Kant has written a treatise on The Vital Powers; but I should like to write a dirge on them, since their lavish use in the form of knocking, hammering, and tumbling things about has made the whole of my life a daily torment. Certainly there are people, nay, very many, who will smile at this, because they are not sensitive to noise; it is precisely these people, however, who are not sensitive to argument, thought, poetry or art, in short, to any kind of intellectual impression: a fact to be assigned to the coarse quality and strong texture of their brain tissues. On the other hand, in the biographies or in other records of the personal utterances of almost all great writers, I find complaints of the pain that noise has occasioned to intellectual men. For example, in the case of Kant, Goethe, Lichtenberg, Jean Paul; and indeed when no mention is made of the matter it is merely because the context did not lead up to it. I should explain the subject we are treating in this way: If a big diamond is cut up into pieces, it immediately loses its value as a whole; or if an army is scattered or divided into small bodies, it loses all its power; and in the same way a great intellect has no more power than an ordinary one as soon as it is interrupted, disturbed, distracted, or diverted; for its superiority entails that it concentrates all its strength on one point and object, just as a concave mirror concentrates all the rays of light thrown upon it.

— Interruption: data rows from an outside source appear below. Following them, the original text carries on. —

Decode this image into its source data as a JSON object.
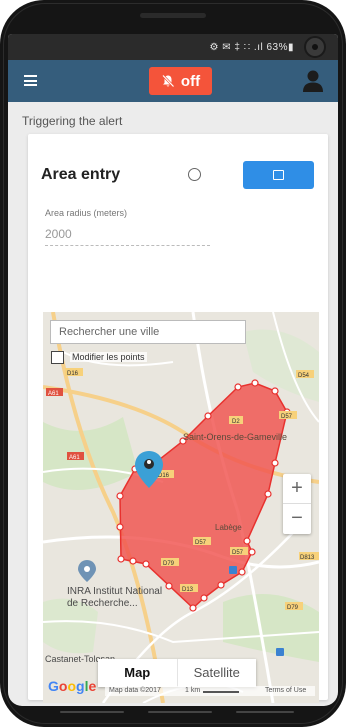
{
  "status_bar": {
    "text": "⚙ ✉ ‡ ∷ .ıl 63%▮"
  },
  "app_bar": {
    "off_label": "off"
  },
  "alert": {
    "subtitle": "Triggering the alert",
    "area_entry_label": "Area entry",
    "radius_label": "Area radius (meters)",
    "radius_value": "2000"
  },
  "map": {
    "search_placeholder": "Rechercher une ville",
    "polygon_checkbox_label": "Modifier les points",
    "zoom_in": "+",
    "zoom_out": "−",
    "map_tab": "Map",
    "satellite_tab": "Satellite",
    "google_logo": "Google",
    "footer_data": "Map data ©2017",
    "footer_scale": "1 km",
    "footer_terms": "Terms of Use",
    "place_labels": [
      "Saint-Orens-de-Gameville",
      "Labège",
      "INRA Institut National",
      "de Recherche...",
      "Castanet-Tolosan"
    ],
    "road_labels": [
      "D16",
      "D54",
      "A61",
      "A61",
      "D57",
      "D2",
      "D16",
      "D57",
      "D79",
      "D13",
      "D57",
      "D79",
      "D813"
    ]
  },
  "colors": {
    "app_bar": "#355d7c",
    "off_button": "#f4543a",
    "blue_button": "#2f8ee6",
    "polygon_fill": "#f0524e",
    "marker": "#3ba0d6"
  }
}
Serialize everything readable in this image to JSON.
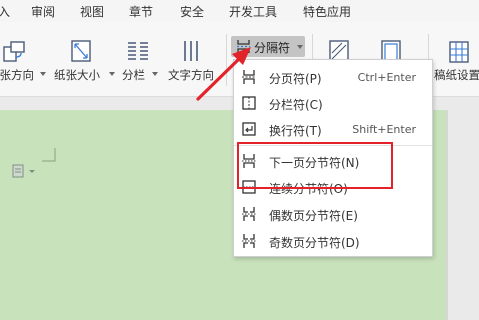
{
  "menu": {
    "items": [
      "插入",
      "审阅",
      "视图",
      "章节",
      "安全",
      "开发工具",
      "特色应用"
    ]
  },
  "ribbon": {
    "items": [
      {
        "label": "纸张方向",
        "icon": "page-orientation-icon"
      },
      {
        "label": "纸张大小",
        "icon": "paper-size-icon"
      },
      {
        "label": "分栏",
        "icon": "columns-icon"
      },
      {
        "label": "文字方向",
        "icon": "text-direction-icon"
      },
      {
        "label": "分隔符",
        "icon": "separator-icon"
      },
      {
        "label": "稿纸设置",
        "icon": "manuscript-grid-icon"
      }
    ]
  },
  "dropdown": {
    "items": [
      {
        "label": "分页符(P)",
        "shortcut": "Ctrl+Enter",
        "icon": "page-break-icon"
      },
      {
        "label": "分栏符(C)",
        "shortcut": "",
        "icon": "column-break-icon"
      },
      {
        "label": "换行符(T)",
        "shortcut": "Shift+Enter",
        "icon": "line-break-icon"
      },
      {
        "label": "下一页分节符(N)",
        "shortcut": "",
        "icon": "next-page-section-break-icon"
      },
      {
        "label": "连续分节符(O)",
        "shortcut": "",
        "icon": "continuous-section-break-icon"
      },
      {
        "label": "偶数页分节符(E)",
        "shortcut": "",
        "icon": "even-page-section-break-icon"
      },
      {
        "label": "奇数页分节符(D)",
        "shortcut": "",
        "icon": "odd-page-section-break-icon"
      }
    ]
  },
  "colors": {
    "highlight_box": "#e2232a",
    "arrow": "#e2232a",
    "page": "#c8e2bc"
  }
}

Noisy interruption prevents this concentration. This is why the most eminent intellects have always been strongly averse to any kind of disturbance, interruption and distraction, and above everything to that violent interruption which is caused by noise; other people do not take any particular notice of this sort of thing. The most intelligent of all the European nations has called “Never interrupt” the eleventh commandment. But noise is the most impertinent of all interruptions, for it not only interrupts our own thoughts but disperses them. Where, however, there is nothing to interrupt, noise naturally will not be felt particularly. Sometimes a trifling but incessant noise torments and disturbs me for a time, and before I become distinctly conscious of it I feel it merely as the effort of thinking becomes more difficult, just as I should feel a weight on my foot; then I realise what it is.

I write from the Pasadena Central Library and am thinking I should leave these good people some money in my will. Even filled with homeless people, the place is way quieter than my apartment.

In fact, I wonder if the homeless don’t come here for some quiet, too.